Les Etats-Unis sont certes notre meilleur allié stratégique, mais comment expliquer leurs messages défaitistes dans notre guerre contre le terrorisme palestinien et islamiste ? Comment Obama pouvait-il croire à la démocratisation rapide des sociétés arabes ? La doctrine américaine selon laquelle les dictatures doivent être balayées et remplacées par des régimes démocratiques n’est pas réalisable dans un monde arabe dominé par des courants islamistes et des tribus archaïques et fanatiques. L’éclatement des régimes en Irak, en Egypte, en Syrie, en Tunisie et en Libye a entrainé un déferlement d’activités terroristes et un afflux d’armes dans l’ensemble du Proche-Orient, au Maghreb et bien au-delà, de Kaboul jusqu’au Sahel et au Nigéria, en passant par la Côte d’Ivoire et la Turquie, membre de l’OTAN. Un chaos destructeur dont les métastases néfastes ont causé la mort de centaines de milliers de personnes et plusieurs millions de réfugiés frappant aux portes de l’Europe.

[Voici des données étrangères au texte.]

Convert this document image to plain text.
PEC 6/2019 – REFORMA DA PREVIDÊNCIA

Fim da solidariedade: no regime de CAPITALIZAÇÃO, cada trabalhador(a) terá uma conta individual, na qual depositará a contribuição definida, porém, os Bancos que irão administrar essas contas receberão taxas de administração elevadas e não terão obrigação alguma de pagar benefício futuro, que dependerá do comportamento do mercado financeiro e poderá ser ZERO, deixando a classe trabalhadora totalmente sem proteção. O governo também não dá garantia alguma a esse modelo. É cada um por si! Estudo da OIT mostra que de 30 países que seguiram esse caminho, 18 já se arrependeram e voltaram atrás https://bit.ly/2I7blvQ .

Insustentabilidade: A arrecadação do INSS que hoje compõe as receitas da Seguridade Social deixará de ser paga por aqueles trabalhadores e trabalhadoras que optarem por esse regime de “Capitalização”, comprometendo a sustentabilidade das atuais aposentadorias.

Obama pense que l’inaction est préférable à l’action et il reconnaît que sa capacité à peser sur les événements est bien limitée. En fait, Obama, qui est un professeur de Droit à tempérament glacial, n’a pas encore abandonné le processus de paix avec les Palestiniens, et probablement souhaite se ‘venger’ des caprices de Netanyahou. C’est ainsi qu’il étudie attentivement l’initiative française et pourrait ne plus imposer un veto au Conseil de sécurité à une nouvelle résolution qui exigerait de l’Etat juif de se retirer des Territoires et accepter que Jérusalem-Est soit la capitale de l’Etat palestinien.
Cette démarche inquiétante et la perception bien naïve et trompeuse de Washington et de Paris risque d’isoler l’Etat Juif sur l’arène internationale et de renforcer les extrémistes. Cette politique de l’autruche, risque aussi d’affaiblir considérablement le rôle d’influence des Etats-Unis.
Au lien de faire pression sur les Palestiniens pour qu’ils mettent un terme définitif à la violence, à la terreur et à la délégitimation, et de soutenir les pays arabes alliés de l’Occident, tels que l’Arabie saoudite, l’Egypte et la Jordanie, Obama, lui, préfère, coûte que coûte, marquer son empreinte dans les pages de l’Histoire pour justifier un Prix Nobel qui est en réalité non mérité.